Thanks for listening. Any advice is appreciated.

x
 
Hun as they say a baby will make or break a relationship and if you don't sort things out it can end in the latter. Do you think he is possibly feeling a bit left out? Men can be so funny when a baby is born because they no longer get the attention they have always had. He probably doesn't mean to make you feel ugly or unloved he's just being a child about it. Men especially on a first baby have no idea how to handle all it's about. It's only now that my husband has come round to the idea we have a baby! He's always helped me out but I always felt like it was a chore for him to look after our son but now he loves being a daddy so much and he's always playin with him.

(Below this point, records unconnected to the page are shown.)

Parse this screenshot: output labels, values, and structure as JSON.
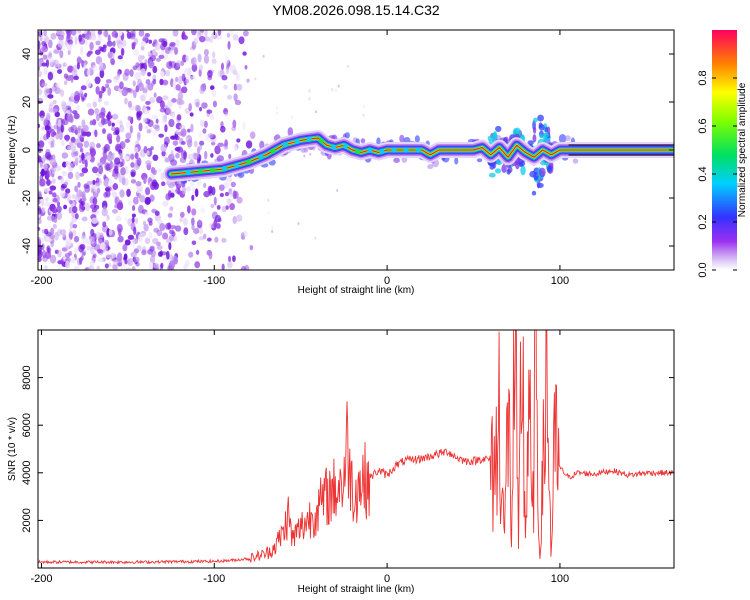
{
  "title": "YM08.2026.098.15.14.C32",
  "chart_data": [
    {
      "type": "heatmap",
      "xlabel": "Height of straight line (km)",
      "ylabel": "Frequency (Hz)",
      "xlim": [
        -202,
        166
      ],
      "ylim": [
        -50,
        50
      ],
      "xticks": [
        -200,
        -100,
        0,
        100
      ],
      "yticks": [
        -40,
        -20,
        0,
        20,
        40
      ],
      "colorbar": {
        "label": "Normalized spectral amplitude",
        "range": [
          0,
          1
        ],
        "ticks": [
          0.0,
          0.2,
          0.4,
          0.6,
          0.8
        ]
      },
      "ridge": {
        "x": [
          -125,
          -110,
          -95,
          -80,
          -70,
          -60,
          -50,
          -40,
          -35,
          -30,
          -25,
          -20,
          -15,
          -10,
          -5,
          0,
          10,
          20,
          25,
          30,
          40,
          50,
          55,
          60,
          65,
          70,
          75,
          80,
          85,
          90,
          95,
          100,
          110,
          130,
          150,
          166
        ],
        "y": [
          -10,
          -9,
          -8,
          -5,
          -2,
          2,
          4,
          5,
          2,
          1,
          2,
          0,
          -1,
          0,
          -1,
          0,
          0,
          0,
          -2,
          0,
          0,
          0,
          1,
          -2,
          1,
          -3,
          2,
          -1,
          -3,
          0,
          -2,
          0,
          0,
          0,
          0,
          0
        ]
      }
    },
    {
      "type": "line",
      "xlabel": "Height of straight line (km)",
      "ylabel": "SNR (10 * v/v)",
      "xlim": [
        -202,
        166
      ],
      "ylim": [
        0,
        10000
      ],
      "xticks": [
        -200,
        -100,
        0,
        100
      ],
      "yticks": [
        2000,
        4000,
        6000,
        8000
      ],
      "series": [
        {
          "name": "SNR",
          "color": "#ee3333",
          "x": [
            -202,
            -180,
            -160,
            -140,
            -120,
            -100,
            -90,
            -80,
            -70,
            -65,
            -60,
            -57,
            -55,
            -50,
            -45,
            -40,
            -35,
            -30,
            -25,
            -23,
            -20,
            -15,
            -10,
            -5,
            0,
            5,
            10,
            20,
            25,
            30,
            35,
            40,
            45,
            50,
            55,
            60,
            64,
            65,
            68,
            70,
            72,
            74,
            76,
            78,
            80,
            82,
            84,
            86,
            88,
            90,
            92,
            95,
            97,
            100,
            105,
            110,
            120,
            130,
            140,
            150,
            166
          ],
          "y": [
            250,
            250,
            250,
            250,
            270,
            280,
            320,
            400,
            600,
            900,
            1500,
            2300,
            1200,
            1700,
            2100,
            2500,
            3000,
            3300,
            3700,
            5300,
            3200,
            3600,
            3800,
            4100,
            3900,
            4300,
            4500,
            4600,
            4700,
            4800,
            4900,
            4650,
            4500,
            4500,
            4600,
            4550,
            4500,
            7500,
            1000,
            7000,
            1500,
            9300,
            500,
            9900,
            1200,
            7500,
            1500,
            9200,
            1000,
            3000,
            9100,
            400,
            5000,
            4200,
            3800,
            4000,
            3950,
            4100,
            3900,
            4000,
            4000
          ]
        }
      ]
    }
  ]
}
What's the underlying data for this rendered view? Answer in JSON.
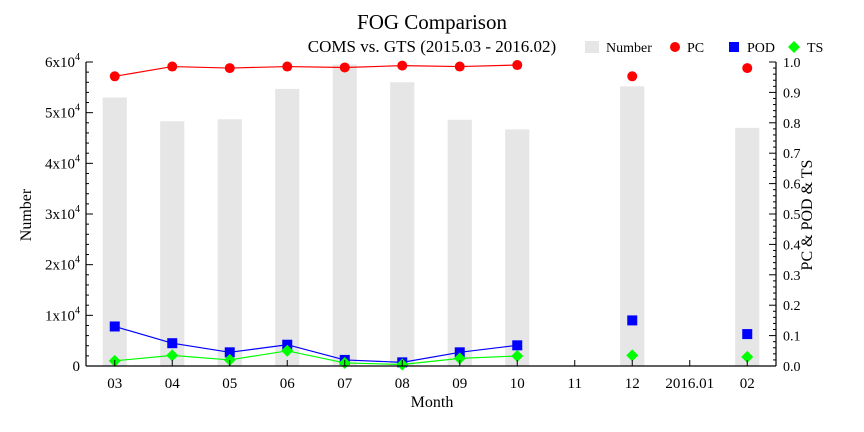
{
  "chart_data": {
    "type": "bar",
    "title": "FOG Comparison",
    "subtitle": "COMS vs. GTS (2015.03 - 2016.02)",
    "xlabel": "Month",
    "ylabel_left": "Number",
    "ylabel_right": "PC & POD & TS",
    "categories": [
      "03",
      "04",
      "05",
      "06",
      "07",
      "08",
      "09",
      "10",
      "11",
      "12",
      "2016.01",
      "02"
    ],
    "ylim_left": [
      0,
      60000
    ],
    "ylim_right": [
      0,
      1.0
    ],
    "yticks_left": [
      {
        "value": 0,
        "base": "0",
        "exp": ""
      },
      {
        "value": 10000,
        "base": "1x10",
        "exp": "4"
      },
      {
        "value": 20000,
        "base": "2x10",
        "exp": "4"
      },
      {
        "value": 30000,
        "base": "3x10",
        "exp": "4"
      },
      {
        "value": 40000,
        "base": "4x10",
        "exp": "4"
      },
      {
        "value": 50000,
        "base": "5x10",
        "exp": "4"
      },
      {
        "value": 60000,
        "base": "6x10",
        "exp": "4"
      }
    ],
    "yticks_right": [
      "0.0",
      "0.1",
      "0.2",
      "0.3",
      "0.4",
      "0.5",
      "0.6",
      "0.7",
      "0.8",
      "0.9",
      "1.0"
    ],
    "legend_position": "top-right",
    "series": [
      {
        "name": "Number",
        "kind": "bar",
        "axis": "left",
        "color": "#e6e6e6",
        "values": [
          53000,
          48300,
          48700,
          54700,
          59500,
          56000,
          48600,
          46700,
          null,
          55200,
          null,
          47000
        ]
      },
      {
        "name": "PC",
        "kind": "line",
        "axis": "right",
        "color": "#ff0000",
        "marker": "circle",
        "values": [
          0.953,
          0.985,
          0.98,
          0.985,
          0.982,
          0.988,
          0.985,
          0.99,
          null,
          0.953,
          null,
          0.98
        ]
      },
      {
        "name": "POD",
        "kind": "line",
        "axis": "right",
        "color": "#0000ff",
        "marker": "square",
        "values": [
          0.13,
          0.075,
          0.045,
          0.07,
          0.02,
          0.012,
          0.045,
          0.068,
          null,
          0.15,
          null,
          0.105
        ]
      },
      {
        "name": "TS",
        "kind": "line",
        "axis": "right",
        "color": "#00ff00",
        "marker": "diamond",
        "values": [
          0.017,
          0.035,
          0.02,
          0.05,
          0.01,
          0.005,
          0.025,
          0.033,
          null,
          0.035,
          null,
          0.03
        ]
      }
    ]
  }
}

Do you include your partner in things with the baby? I remember I just used to think it was easier to do things myself so just got on with it and left my hubby out of it. Is he good with the baby?

I know how horrible you can feel after having a baby and you have done so well to get back to pre pregnancy weight in only a couple of months especially after a c section! I had a c section too and it took months for me but I still have the loose belly. Hun you are doing fab and I bet you look fantastic! The first few months are the hardest especially on your relationship. Just sit him down, tell him how you feel and maybe he will open up about things too. I really hope you can work it out hun :hug:
 
He is really good with the baby.. he works so i don't expect him to do too much! but he helps with feeds etc... He has mentioned that i do everythng for Jacob and nothing for him any more! which i thought was very childish. I made the mistake of doing everything for him when we first moved in together... Sometime's i feel why should i do things for him or with him when he shows me no affection. I know it's a vicious circle...

I think i'm going to write him a letter so he can read it in his own time and hopefully take in what i'm saying. He needs things spelling out! i've tried giving him a hint of how i feel but it goes over his head.

Thanks for your reply.
x
 
He'll only know how you feel when you spell it out for him, so a letter would be better mqaybe if you can't say it to him. I'm always dropping hints to my hubby and sometimes he just doesn't get it, it's only when I say look for god's sake he realises! I do know what you mean when you feel you shouldn't do anything for him when he's being like the way he is. Have you had any time as a couple since the baby was born? The hardest thing is learning to balance your relationship and being a mum. It will come hun it's hard work but it will work out.
 
theres no excuse for him being so unaffectionate, uv just given him a beautiful little boy which gave ur body a battering while carrying him so of course uv changed bodywise!!

i made it clear to my OH from the word go that i wanted more attention from him with my changing bodyshape, i also pointed out to him how grateful he should be for his healthy son lol!!

i hope u feel better hayley, uv just done an amazin thing with bringin little Jacob into the world so hold ur head high and enjoy ur little man!